All posts
Optimisation·6 min read

Why the live UK forecast runs on a trimmed domain (and is roughly 5x faster as a result)

Comparing a full-UK 4 km box against a tighter trimmed domain on the same cycle, the trimmed run finished WRF in about 13 minutes instead of nearly an hour. Here is the trade and why we made it.

The most expensive thing you can buy in a WRF pipeline is grid cells. Halve the grid spacing and the run gets roughly 8 times slower. Double the area covered at the same spacing and the run gets twice as slow. There is no way around this: WRF's compute scales linearly in cell count and roughly inverse-linear in time step. So the very first lever you have, before any physics tuning, is how big a box you decide to simulate.

We benchmarked this directly on the live host. Two runs on the same `2026-04-10 12z` cycle, same physics, same vertical levels, same provider, only the domain extent differing. The full-UK box (`uk_4km_full`, covering most of the British Isles plus a working buffer) took ~58 minutes of WRF wall-clock and ~75 minutes end-to-end including ingest and post-processing. The trimmed box (the live `uk_4km` configuration: 6 W to 2 E, 50 N to 56.5 N) took ~13 minutes of WRF wall-clock and ~16 minutes end-to-end. Five times faster, on the same machine, on the same source data, with the same physics.

What you trade. The trimmed domain cuts off most of Ireland, the north of Scotland, and the western approaches. Anyone soaring in those areas does not get useful forecasts from the live `uk_4km` artefact. They will when we add a separate domain for them, but they do not today. The coverage page shows what the trimmed box covers and what it does not.

Also: the western and southern edges of the trimmed box sit closer to UK soaring areas than is academically ideal. The outermost grid cells of any WRF run are contaminated by boundary forcing from the driving global model (GFS in our case), and a tighter domain pushes that contaminated rim closer to populated soaring areas like Cornwall and Pembrokeshire. On south-westerly flow days it is the first thing to look at if a forecast feels wrong, and it is on the list of things the validation work in the queue is set up to quantify.

What you buy. Three things. First, the obvious: four cycles a day fit comfortably on a single Hetzner box, with headroom left for occasional re-runs and experiments. The full-UK box would not. Second, faster turnaround means the morning 06Z forecast lands by mid-morning, which is when pilots are actually checking it - the lag between cycle initialisation and forecast availability is what users feel, not the academic correctness of the domain. Third, all the post-processing and artifact publishing downstream of WRF runs in roughly half a minute, so the end-to-end pipeline feels snappy.

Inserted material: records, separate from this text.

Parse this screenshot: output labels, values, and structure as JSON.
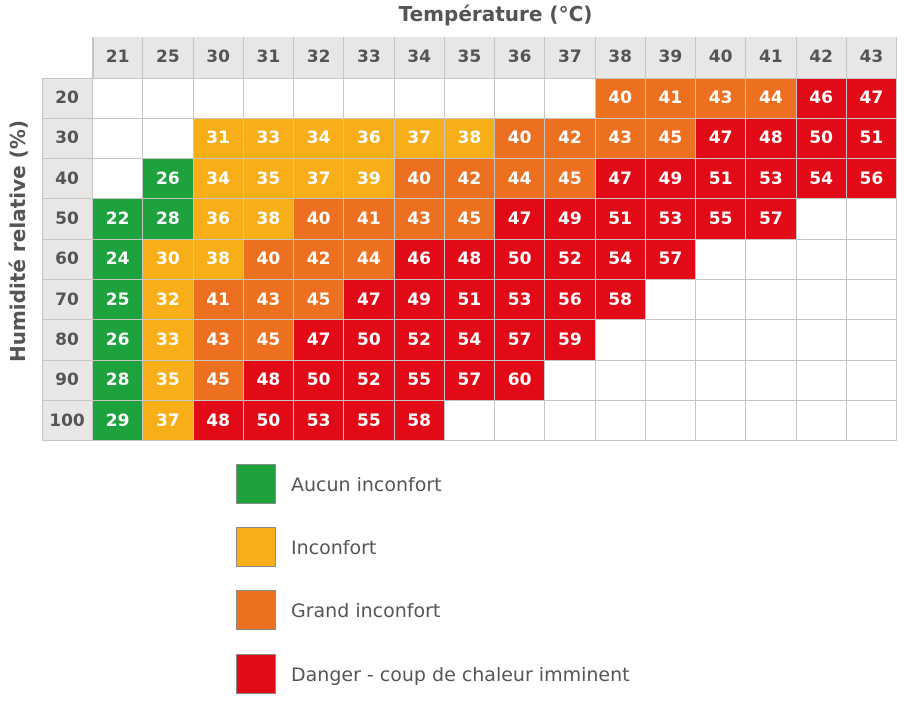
{
  "chart_data": {
    "type": "heatmap",
    "title": "",
    "xlabel": "Température (°C)",
    "ylabel": "Humidité relative (%)",
    "x": [
      "21",
      "25",
      "30",
      "31",
      "32",
      "33",
      "34",
      "35",
      "36",
      "37",
      "38",
      "39",
      "40",
      "41",
      "42",
      "43"
    ],
    "y": [
      "20",
      "30",
      "40",
      "50",
      "60",
      "70",
      "80",
      "90",
      "100"
    ],
    "values": [
      [
        null,
        null,
        null,
        null,
        null,
        null,
        null,
        null,
        null,
        null,
        40,
        41,
        43,
        44,
        46,
        47
      ],
      [
        null,
        null,
        31,
        33,
        34,
        36,
        37,
        38,
        40,
        42,
        43,
        45,
        47,
        48,
        50,
        51
      ],
      [
        null,
        26,
        34,
        35,
        37,
        39,
        40,
        42,
        44,
        45,
        47,
        49,
        51,
        53,
        54,
        56
      ],
      [
        22,
        28,
        36,
        38,
        40,
        41,
        43,
        45,
        47,
        49,
        51,
        53,
        55,
        57,
        null,
        null
      ],
      [
        24,
        30,
        38,
        40,
        42,
        44,
        46,
        48,
        50,
        52,
        54,
        57,
        null,
        null,
        null,
        null
      ],
      [
        25,
        32,
        41,
        43,
        45,
        47,
        49,
        51,
        53,
        56,
        58,
        null,
        null,
        null,
        null,
        null
      ],
      [
        26,
        33,
        43,
        45,
        47,
        50,
        52,
        54,
        57,
        59,
        null,
        null,
        null,
        null,
        null,
        null
      ],
      [
        28,
        35,
        45,
        48,
        50,
        52,
        55,
        57,
        60,
        null,
        null,
        null,
        null,
        null,
        null,
        null
      ],
      [
        29,
        37,
        48,
        50,
        53,
        55,
        58,
        null,
        null,
        null,
        null,
        null,
        null,
        null,
        null,
        null
      ]
    ],
    "categories_map": [
      [
        null,
        null,
        null,
        null,
        null,
        null,
        null,
        null,
        null,
        null,
        2,
        2,
        2,
        2,
        3,
        3
      ],
      [
        null,
        null,
        1,
        1,
        1,
        1,
        1,
        1,
        2,
        2,
        2,
        2,
        3,
        3,
        3,
        3
      ],
      [
        null,
        0,
        1,
        1,
        1,
        1,
        2,
        2,
        2,
        2,
        3,
        3,
        3,
        3,
        3,
        3
      ],
      [
        0,
        0,
        1,
        1,
        2,
        2,
        2,
        2,
        3,
        3,
        3,
        3,
        3,
        3,
        null,
        null
      ],
      [
        0,
        1,
        1,
        2,
        2,
        2,
        3,
        3,
        3,
        3,
        3,
        3,
        null,
        null,
        null,
        null
      ],
      [
        0,
        1,
        2,
        2,
        2,
        3,
        3,
        3,
        3,
        3,
        3,
        null,
        null,
        null,
        null,
        null
      ],
      [
        0,
        1,
        2,
        2,
        3,
        3,
        3,
        3,
        3,
        3,
        null,
        null,
        null,
        null,
        null,
        null
      ],
      [
        0,
        1,
        2,
        3,
        3,
        3,
        3,
        3,
        3,
        null,
        null,
        null,
        null,
        null,
        null,
        null
      ],
      [
        0,
        1,
        3,
        3,
        3,
        3,
        3,
        null,
        null,
        null,
        null,
        null,
        null,
        null,
        null,
        null
      ]
    ],
    "legend": [
      {
        "label": "Aucun inconfort",
        "color": "#1da23e"
      },
      {
        "label": "Inconfort",
        "color": "#f8ae18"
      },
      {
        "label": "Grand inconfort",
        "color": "#ec701f"
      },
      {
        "label": "Danger - coup de chaleur imminent",
        "color": "#e10a16"
      }
    ],
    "header_bg": "#e9e6e6",
    "grid_color": "#c7c4c4"
  }
}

There is one finding worth flagging that came out of the benchmark. We had been running the trimmed domain with `cu_physics = 0` (cumulus parameterisation off, on the theory that 4 km is on the boundary of resolved convection). The benchmark showed it gave no runtime win on this hardware once the same domain and provider were held constant, and the cu-on configuration produced cleaner outputs in the boundary-layer fields. So the live `uk_4km` configuration today runs `cu_physics = 1` (Kain-Fritsch on) and quilting disabled. Sometimes the obvious optimisation does not actually help.

What would change the trade. Two things would push us toward a bigger box. Either compute getting cheaper at this size (a multi-day horizon at 1 km, say, might justify a chunkier box for the spin-up region), or pilot demand for north Scotland or Ireland reaching the point where a separate trimmed domain for those areas is worth standing up. Both are on the roadmap, neither is imminent.

The shipping configuration ran the validated `uk_4km` cycle in 13 minutes 47 seconds of WRF wall-clock and 16 minutes 20 seconds end-to-end on the upgraded worker. Those numbers are kept up to date in the operations notes; current status lives at the top of the model page.